Wednesday, March 21, 2007

IRAQ: CONSEQUENCES OF WITHDRAWL


With the current partisan debate on Iraq raging in Congress, it is time to consider the reality there and consequent United States' options as they truly are, not as many wish. In broad terms, the U.S. has three options:

  1. Staying the course, i.e. more of the same, with only limited changes in U.S. strategy. This option leads to inexorable defeat and to a pointless loss of lives. It is not clear that the President's "surge" is sufficient to avoid this.
  2. Withdrawal, on the assumption that the U.S. has done what it could, but should now cut its losses. The harsh reality, however, is that the U.S. can not really disengage from Iraq and the Middle East, no matter how much it may want to, because the region's deep seated and violent ills will follow it back home. The Jihadis' and other "crazies'" hatred of the U.S. did not begin with the invasion of Iraq and will not end if it leaves.
  3. Staying for the long haul, but with realistic objectives, recognizing that failure to achieve even a minimalist, bare bones, definition of "success" (a unified, stable and peaceful Iraq, no more), may lead to severe ramifications for the region and U.S. This approach would require a comprehensive strategy and for the Bush administration to tell it as it is: that the U.S. will have to remain in Iraq for the long haul, because the alternatives are even worse.

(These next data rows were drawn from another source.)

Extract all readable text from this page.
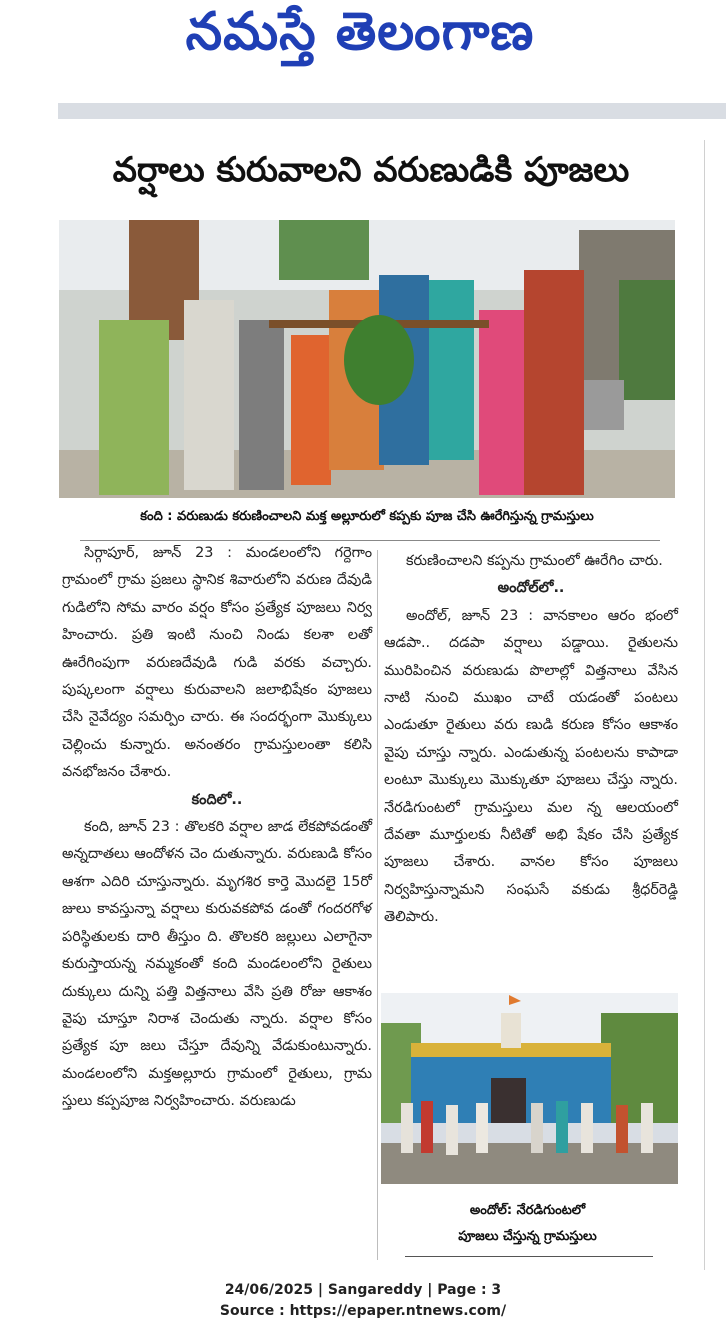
నమస్తే తెలంగాణ
వర్షాలు కురువాలని వరుణుడికి పూజలు
కంది : వరుణుడు కరుణించాలని మక్త అల్లూరులో కప్పకు పూజ చేసి ఊరేగిస్తున్న గ్రామస్తులు

సిర్గాపూర్, జూన్ 23 : మండలంలోని గర్దెగాం గ్రామంలో గ్రామ ప్రజలు స్థానిక శివారులోని వరుణ దేవుడి గుడిలోని సోమ వారం వర్షం కోసం ప్రత్యేక పూజలు నిర్వ హించారు. ప్రతి ఇంటి నుంచి నిండు కలశా లతో ఊరేగింపుగా వరుణదేవుడి గుడి వరకు వచ్చారు. పుష్కలంగా వర్షాలు కురువాలని జలాభిషేకం పూజలు చేసి నైవేద్యం సమర్పిం చారు. ఈ సందర్భంగా మొక్కులు చెల్లించు కున్నారు. అనంతరం గ్రామస్తులంతా కలిసి వనభోజనం చేశారు.

కందిలో..

కంది, జూన్ 23 : తొలకరి వర్షాల జాడ లేకపోవడంతో అన్నదాతలు ఆందోళన చెం దుతున్నారు. వరుణుడి కోసం ఆశగా ఎదిరి చూస్తున్నారు. మృగశిర కార్తె మొదలై 15రో జులు కావస్తున్నా వర్షాలు కురువకపోవ డంతో గందరగోళ పరిస్థితులకు దారి తీస్తుం ది. తొలకరి జల్లులు ఎలాగైనా కురుస్తాయన్న నమ్మకంతో కంది మండలంలోని రైతులు దుక్కులు దున్ని పత్తి విత్తనాలు వేసి ప్రతి రోజు ఆకాశం వైపు చూస్తూ నిరాశ చెందుతు న్నారు. వర్షాల కోసం ప్రత్యేక పూ జలు చేస్తూ దేవున్ని వేడుకుంటున్నారు. మండలంలోని మక్తఅల్లూరు గ్రామంలో రైతులు, గ్రామ స్తులు కప్పపూజ నిర్వహించారు. వరుణుడు

కరుణించాలని కప్పను గ్రామంలో ఊరేగిం చారు.

అందోల్‌లో..

అందోల్, జూన్ 23 : వానకాలం ఆరం భంలో ఆడపా.. దడపా వర్షాలు పడ్డాయి. రైతులను మురిపించిన వరుణుడు పొలాల్లో విత్తనాలు వేసిన నాటి నుంచి ముఖం చాటే యడంతో పంటలు ఎండుతూ రైతులు వరు ణుడి కరుణ కోసం ఆకాశం వైపు చూస్తు న్నారు. ఎండుతున్న పంటలను కాపాడా లంటూ మొక్కులు మొక్కుతూ పూజలు చేస్తు న్నారు. నేరడిగుంటలో గ్రామస్తులు మల న్న ఆలయంలో దేవతా మూర్తులకు నీటితో అభి షేకం చేసి ప్రత్యేక పూజలు చేశారు. వానల కోసం పూజలు నిర్వహిస్తున్నామని సంఘసే వకుడు శ్రీధర్‌రెడ్డి తెలిపారు.

అందోల్: నేరడిగుంటలో
పూజలు చేస్తున్న గ్రామస్తులు
24/06/2025 | Sangareddy | Page : 3
Source : https://epaper.ntnews.com/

If the U.S. withdraws without achieving even this minimalist definition of "success", Iraq will deteriorate into ever worsening violence and may splinter into its component parts. Turkey may then invade Kurdistan, whose possible independence it views as a threat to its own territorial integrity. Iran will become not only a primary player in Iraq, but the primary one, possibly even annexing Shiite areas outright. The Saudis, already threatened by rising Shiite influence in the region, petrified by a possible Iranian presence right on their border, may similarly choose to preempt this by grabbing parts of Iraq. Jordan, with an Iranian controlled Iraq on its border, might collapse. For Israel, the consequences will be severe.

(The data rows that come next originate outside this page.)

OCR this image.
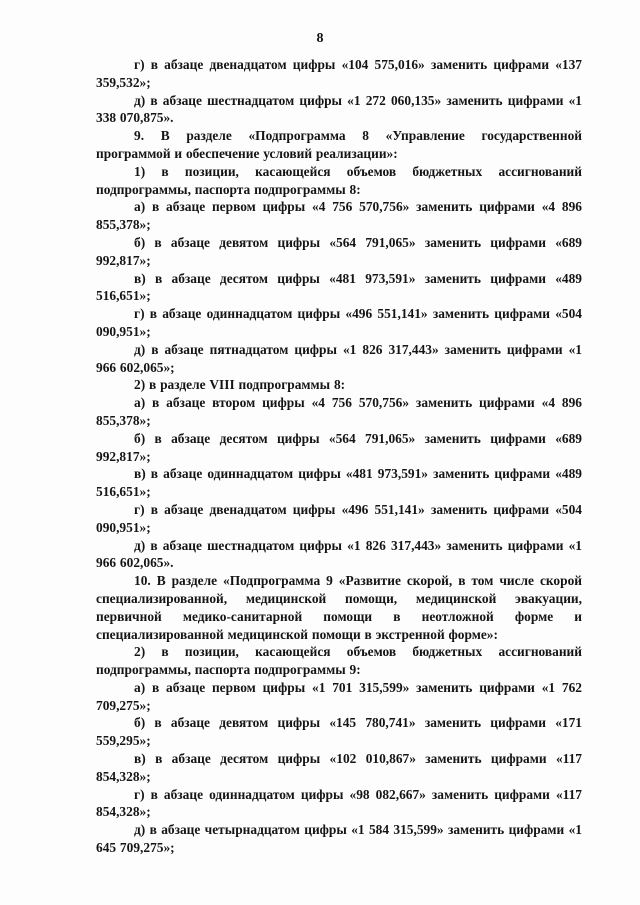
8

г) в абзаце двенадцатом цифры «104 575,016» заменить цифрами «137 359,532»;

д) в абзаце шестнадцатом цифры «1 272 060,135» заменить цифрами «1 338 070,875».

9. В разделе «Подпрограмма 8 «Управление государственной программой и обеспечение условий реализации»:

1) в позиции, касающейся объемов бюджетных ассигнований подпрограммы, паспорта подпрограммы 8:

а) в абзаце первом цифры «4 756 570,756» заменить цифрами «4 896 855,378»;

б) в абзаце девятом цифры «564 791,065» заменить цифрами «689 992,817»;

в) в абзаце десятом цифры «481 973,591» заменить цифрами «489 516,651»;

г) в абзаце одиннадцатом цифры «496 551,141» заменить цифрами «504 090,951»;

д) в абзаце пятнадцатом цифры «1 826 317,443» заменить цифрами «1 966 602,065»;

2) в разделе VIII подпрограммы 8:

а) в абзаце втором цифры «4 756 570,756» заменить цифрами «4 896 855,378»;

б) в абзаце десятом цифры «564 791,065» заменить цифрами «689 992,817»;

в) в абзаце одиннадцатом цифры «481 973,591» заменить цифрами «489 516,651»;

г) в абзаце двенадцатом цифры «496 551,141» заменить цифрами «504 090,951»;

д) в абзаце шестнадцатом цифры «1 826 317,443» заменить цифрами «1 966 602,065».

10. В разделе «Подпрограмма 9 «Развитие скорой, в том числе скорой специализированной, медицинской помощи, медицинской эвакуации, первичной медико-санитарной помощи в неотложной форме и специализированной медицинской помощи в экстренной форме»:

2) в позиции, касающейся объемов бюджетных ассигнований подпрограммы, паспорта подпрограммы 9:

а) в абзаце первом цифры «1 701 315,599» заменить цифрами «1 762 709,275»;

б) в абзаце девятом цифры «145 780,741» заменить цифрами «171 559,295»;

в) в абзаце десятом цифры «102 010,867» заменить цифрами «117 854,328»;

г) в абзаце одиннадцатом цифры «98 082,667» заменить цифрами «117 854,328»;

д) в абзаце четырнадцатом цифры «1 584 315,599» заменить цифрами «1 645 709,275»;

If the U.S. can be driven out, the Islamist fundamentalists, Jihadis, insurgents and other dark forces in the region, will have won. There will simply be no one to prevent them from using terror, WMD, subversion and religious fanaticism to pursue their aims. No one. The radicals of the Moslem world will be triumphant -- Iran, al Qaeda, Hamas, Hizballah and more.

Iran will end up the big victor, the regional hegemon, whose ambitions and nuclear program, will become unstoppable. As things look, there is a very real possibility that Iran will announce, within a few years, that it has achieved an operational nuclear capability, threaten to destroy Israel and to rain fire and destruction on other U.S. interests and allies in the region.

A nuclear Iran is a dire threat for nearly all countries in the region. Egypt, Saudi Arabia, Turkey and others already feel threatened and have announced their intentions to begin "civil" nuclear programs, which, as we all know, tend to "morph" into military ones. It is unclear that the U.S. can effectively cope with a nuclear Iran, but far worse, a multi-nuclear Middle East now looms. The U.S.-Soviet nuclear rivalry may pale in combustibility.

Is the U.S. -- are you -- willing to have the entire Middle East, the world's primary source of energy, under the threat of Iranian nukes? Not a "biggie," just the future of the western economy and way of life. Think about it the next time you take a drive, or turn up the heat.

In the even more radicalized Middle East that will follow a U.S. failure in Iraq, we can abandon any hopes for reform in the region and for any change in the root causes of its ills. The existing regimes will heighten oppression to retain power, the radical camp will be emboldened, the prospects for the "peace process" even dimmer than now. If the Middle East looks bad today, it will look wonderful in comparison and it will again engulf the U.S., no matter how much it wishes to disengage.

The administration has it right when it contends that failure in Iraq entails unacceptable risks. The question, however, is not whether 21,500 more troops are needed, or some other figure, but what the overall goals are and what strategy is needed to achieve them. A minimalist success -- a unified, stable and peaceful Iraq -- would require:

A U.S. commitment to stay for the long haul and to deploy sufficient military force to make the difference on the ground. The administration will have to recognize that transfer of authority to the Iraqi government and forces is largely an illusion, for a long time. People divided by ethnic hatreds and biding their time in anticipation of a U.S. withdrawal, do not constitute an effective military force, or responsible government. A U.S. commitment for the long haul could provide the reassurance and stability necessary for political and economic reconstruction.
Massive economic aid, not the token $1 billion announced. The U.S. spends over $500 billion a year on defense: a 1% cut could yield $5 billion in economic aid annually, 2% $10 billion. The bureaucracy has yet to be established that can not tolerate a 1-2% cut, no matter how stretched.
Real political reform, with clear benchmarks for the Maliki government, coupled with a harsh warning that if it fails to deliver, the U.S. will not pack up and go home, but send the Iraqi regime packing and impose a new political process of U.S. choosing.

It is not clear that this, or any other strategy, can achieve even the minimalist "success" outlined above. Only one thing is certain: Getting out before this happens guarantees failure and many, if not all, of the ramifications, presented above.